Afro-Descendants, Identity, and the Struggle for Development in the Americas

Afro-Descendants, Identity, and the Struggle for Development in the Americas

Michigan State University Press
April 2012
344 pages
6 x 9, notes, references
ISBN: 978-1-61186-040-5

Edited by:

Bernd Reiter, Associate Professor of Comparative Politics
University of South Florida

Kimberly Eison Simmons, Associate Professor of Anthropology and African American Studies; Director of the Latin American Studies Program
University of South Carolina

A detailed analysis of issues facing African descendants in Latin America

Indigenous people and African descendants in Latin America and the Caribbean have long been affected by a social hierarchy established by elites, through which some groups were racialized and others were normalized.

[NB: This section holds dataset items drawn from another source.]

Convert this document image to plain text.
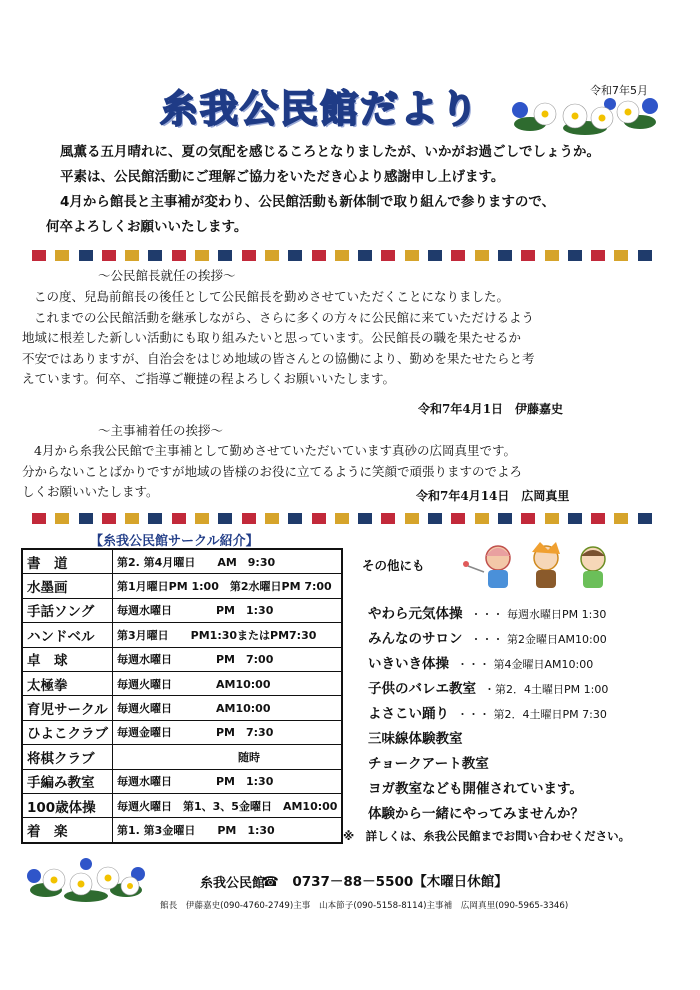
糸我公民館だより	令和7年5月
風薫る五月晴れに、夏の気配を感じるころとなりましたが、いかがお過ごしでしょうか。
平素は、公民館活動にご理解ご協力をいただき心より感謝申し上げます。
4月から館長と主事補が変わり、公民館活動も新体制で取り組んで参りますので、
何卒よろしくお願いいたします。
～公民館長就任の挨拶～
この度、兒島前館長の後任として公民館長を勤めさせていただくことになりました。
これまでの公民館活動を継承しながら、さらに多くの方々に公民館に来ていただけるよう
地域に根差した新しい活動にも取り組みたいと思っています。公民館長の職を果たせるか
不安ではありますが、自治会をはじめ地域の皆さんとの協働により、勤めを果たせたらと考
えています。何卒、ご指導ご鞭撻の程よろしくお願いいたします。
令和7年4月1日　伊藤嘉史
～主事補着任の挨拶～
4月から糸我公民館で主事補として勤めさせていただいています真砂の広岡真里です。
分からないことばかりですが地域の皆様のお役に立てるように笑顔で頑張りますのでよろ
しくお願いいたします。	令和7年4月14日　広岡真里
【糸我公民館サークル紹介】
書　道	第2. 第4月曜日　　AM　9:30
水墨画	第1月曜日PM 1:00　第2水曜日PM 7:00
手話ソング	毎週水曜日　　　　PM　1:30
ハンドベル	第3月曜日　　PM1:30またはPM7:30
卓　球	毎週水曜日　　　　PM　7:00
太極拳	毎週火曜日　　　　AM10:00
育児サークル	毎週火曜日　　　　AM10:00
ひよこクラブ	毎週金曜日　　　　PM　7:30
将棋クラブ	　　　　　　　　　　　随時
手編み教室	毎週水曜日　　　　PM　1:30
100歳体操	毎週火曜日　第1、3、5金曜日　AM10:00
着　楽	第1. 第3金曜日　　PM　1:30
その他にも
やわら元気体操 ・・・ 毎週水曜日PM 1:30
みんなのサロン ・・・ 第2金曜日AM10:00
いきいき体操 ・・・ 第4金曜日AM10:00
子供のバレエ教室 ・第2．4土曜日PM 1:00
よさこい踊り ・・・ 第2．4土曜日PM 7:30
三味線体験教室
チョークアート教室
ヨガ教室なども開催されています。
体験から一緒にやってみませんか？
※　詳しくは、糸我公民館までお問い合わせください。
糸我公民館
☎　0737－88－5500【木曜日休館】
館長　伊藤嘉史(090-4760-2749)主事　山本節子(090-5158-8114)主事補　広岡真里(090-5965-3346)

Far from being “racial paradises” populated by an amalgamated “cosmic race” of mulattos and mestizos, Latin America and the Caribbean have long been sites of shifting exploitative strategies and ideologies, ranging from scientific racism and eugenics to the more sophisticated official denial of racism and ethnic difference. This book, among the first to focus on African descendants in the region, brings together diverse reflections from scholars, activists, and funding agency representatives working to end racism and promote human rights in the Americas. By focusing on the ways racism inhibits agency among African descendants and the ways African-descendant groups position themselves in order to overcome obstacles, this interdisciplinary book provides a multi- faceted analysis of one of the gravest contemporary problems in the Americas.